Developing Solutions

The collaboration is making a difference. Multiple teams of Biodesign trainees are currently tackling compelling ENT clinical needs. These projects include:

  • Ear-Buddy: Matt Oldakowski and Josef Bartunek, two 2016-17 global trainees, are working on a non-invasive solution for a pediatric ear disease called otitis media with effusion, or “glue ear.” It’s one of the primary reasons children get ear tubes, the most common childhood surgery in the US.

    “Ear tube surgery doesn’t always work and may need to be repeated,” said Oldakowski. During his team’s clinical immersion, he described meeting a patient about to undergo ear tube surgery for the sixth time. “We were struck by the intense burden of so many surgeries on the patient, as well as the cost to the healthcare system,” he said. With Santa Maria as the clinical lead, the team is testing a non-invasive device that helps ventilate children’s middle ears as they swallow, with the goal of reducing the need for surgery.

  •  Auricle: Francis Wong and Jay Dhuldhoya from the 2019-20 Innovation Fellowship are working on a device to restore hearing in adults with severe high frequency hearing loss. Over 1 million adults in the US have this condition, which makes speech incomprehensible even with hearing aids.

    Describing one of the clinical observations that motivated the team to address this need, Wong recalled, “We saw a patient in his early sixties who had been coming to the audiology clinic for years. From the moment he was called in to the consulting room, it was obvious that he had real difficulty understanding speech and even communicating with his wife. His best option was a cochlear implant, but that comes with some risk of losing residual hearing, and he was struggling with the decision because he knew there would be no turning back.” Working with Santa Maria and other ENT faculty, the team recently started a clinical study and completed several proof-of-concept cases.

  • Nasus Medical: 2018-19 Innovation Fellows Ashley Seehusen, Adam Gold, and Shira Koss are developing a device that will improve at-home treatment for patients with chronic inflammation of the nasal and sinus cavity lining (rhinosinusitis) by delivering the medication further up the nasal passageway.  The team, which is now a company-in-residence at Fogarty Innovation continues to receive clinical feedback and support from several department members and has developed prototypes have shown promise in early human clinical trials.

  • Spirair: this project out of the 2019-20 Innovation Fellowship, led by Brandon McCutcheon and James Kintzing, is developing a new approach to correcting nasal septal deviation that can be performed in an outpatient setting.
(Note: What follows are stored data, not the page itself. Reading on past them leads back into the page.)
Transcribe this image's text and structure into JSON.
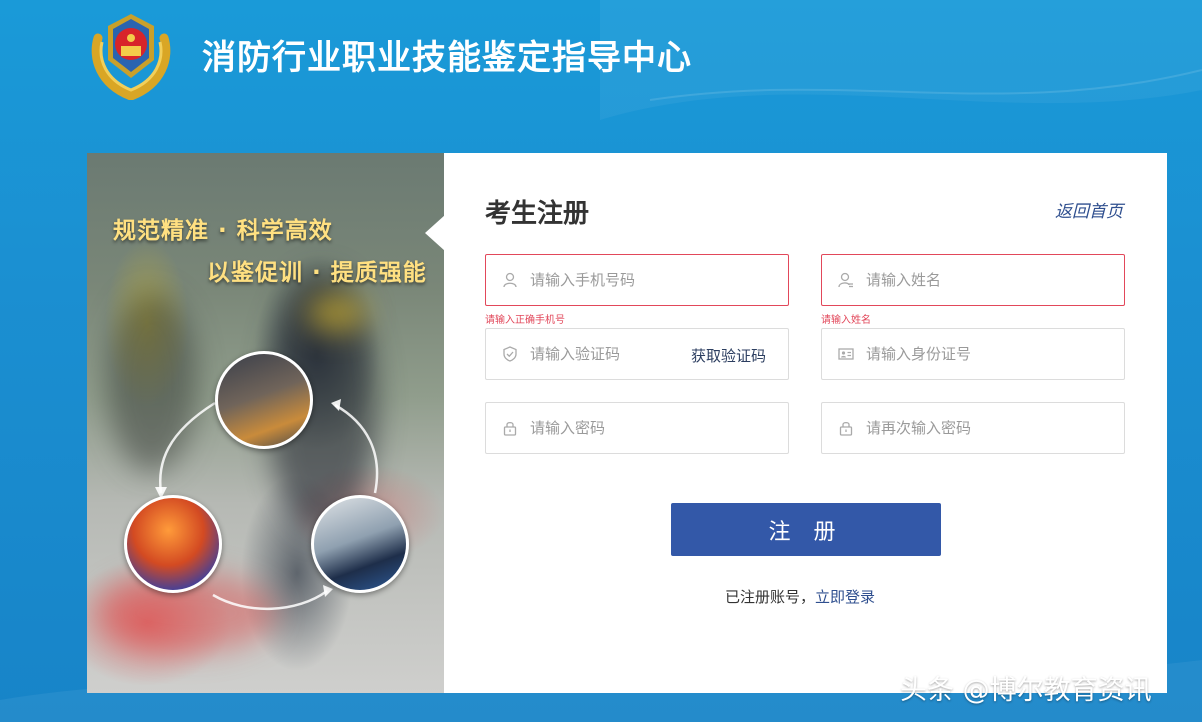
{
  "header": {
    "title": "消防行业职业技能鉴定指导中心",
    "emblem_icon": "fire-rescue-emblem-icon"
  },
  "banner": {
    "slogan_line1": "规范精准 · 科学高效",
    "slogan_line2": "以鉴促训 · 提质强能"
  },
  "form": {
    "title": "考生注册",
    "back_home": "返回首页",
    "phone": {
      "placeholder": "请输入手机号码",
      "value": "",
      "error": "请输入正确手机号",
      "icon": "user-icon"
    },
    "name": {
      "placeholder": "请输入姓名",
      "value": "",
      "error": "请输入姓名",
      "icon": "user-id-icon"
    },
    "code": {
      "placeholder": "请输入验证码",
      "value": "",
      "get_code": "获取验证码",
      "icon": "shield-icon"
    },
    "id_card": {
      "placeholder": "请输入身份证号",
      "value": "",
      "icon": "id-card-icon"
    },
    "password": {
      "placeholder": "请输入密码",
      "value": "",
      "icon": "lock-icon"
    },
    "confirm_password": {
      "placeholder": "请再次输入密码",
      "value": "",
      "icon": "lock-icon"
    },
    "submit_label": "注 册",
    "login_prompt": "已注册账号，",
    "login_link": "立即登录"
  },
  "colors": {
    "background": "#1a9ad8",
    "primary_button": "#3358a8",
    "error": "#e2475a",
    "link": "#2f4f8f",
    "slogan": "#ffe081"
  },
  "watermark": "头条 @博尔教育资讯"
}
The team is working on the project with associate professor of otolaryngology Jayakar Nyak, MD, PhD.

  • Marisleep: This company, founded by Stanford Biodesign global trainee Hirofumi Taki, is developing a digital device to resolve hypopnea and sleep apnea without patient contact.

Improving Care

"Our department has a long history of working with engineers and other sciences to solve problems," said Santa Maria. He referenced Stanford professor emeritus Rodney Perkins, who pioneered new surgical procedures for the ear before turning to technology innovation to help patients with hearing problems that could not be fixed through surgery.
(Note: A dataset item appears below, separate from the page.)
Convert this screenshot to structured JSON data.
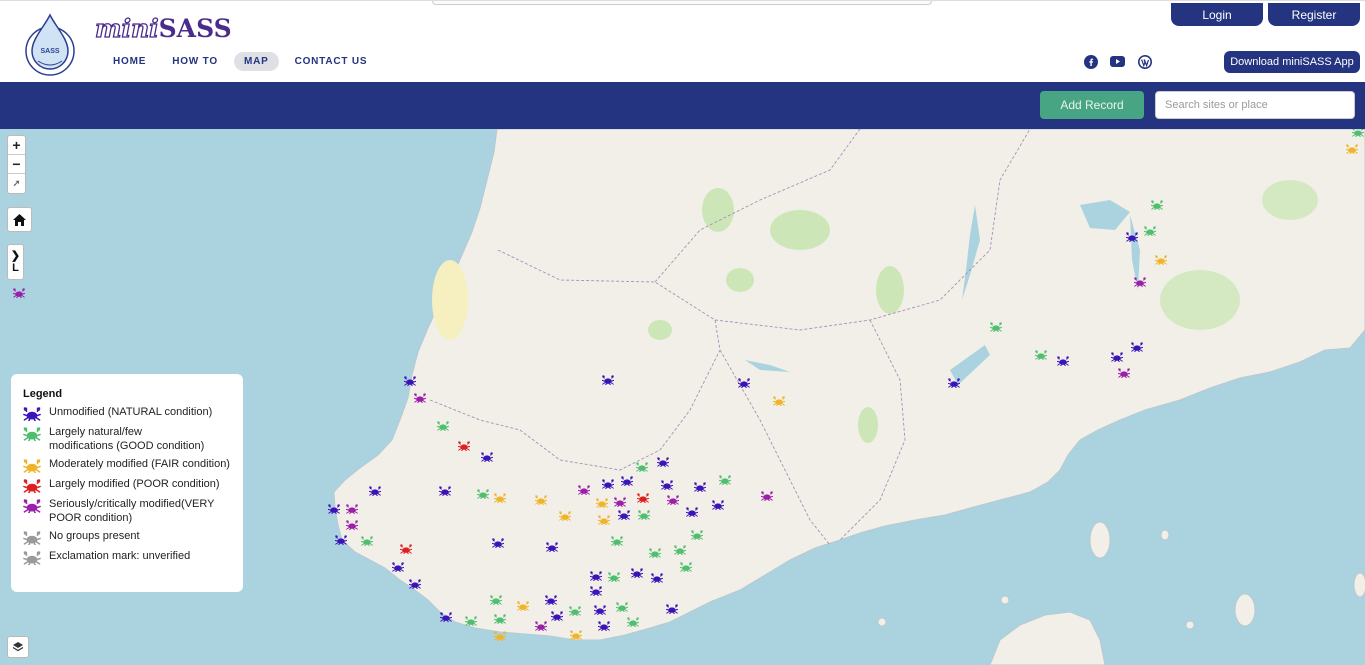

While Perkins ultimately started multiple companies, not all faculty members are interested in this path. The collaboration gives doctors like Capasso another way to be involved. “I find it gratifying to play a meaningful role in driving innovation as an advisor,” he said. “Working with Biodesign taught me to think about bigger picture of how you actually improve healthcare. How do you understand everyone’s roles and incentives and what is important to different stakeholders in the healthcare system? Biodesign gives you a framework for all that.”

Capasso continued, “It’s changed the way I think about the problems I see in the clinic. Our primary goal is to keep our patients safe and make sure they are receiving the best care possible. But, at the same time, we can work to improve patient care through innovation.”

 

All quotations are from interviews conducted by the authors unless otherwise cited.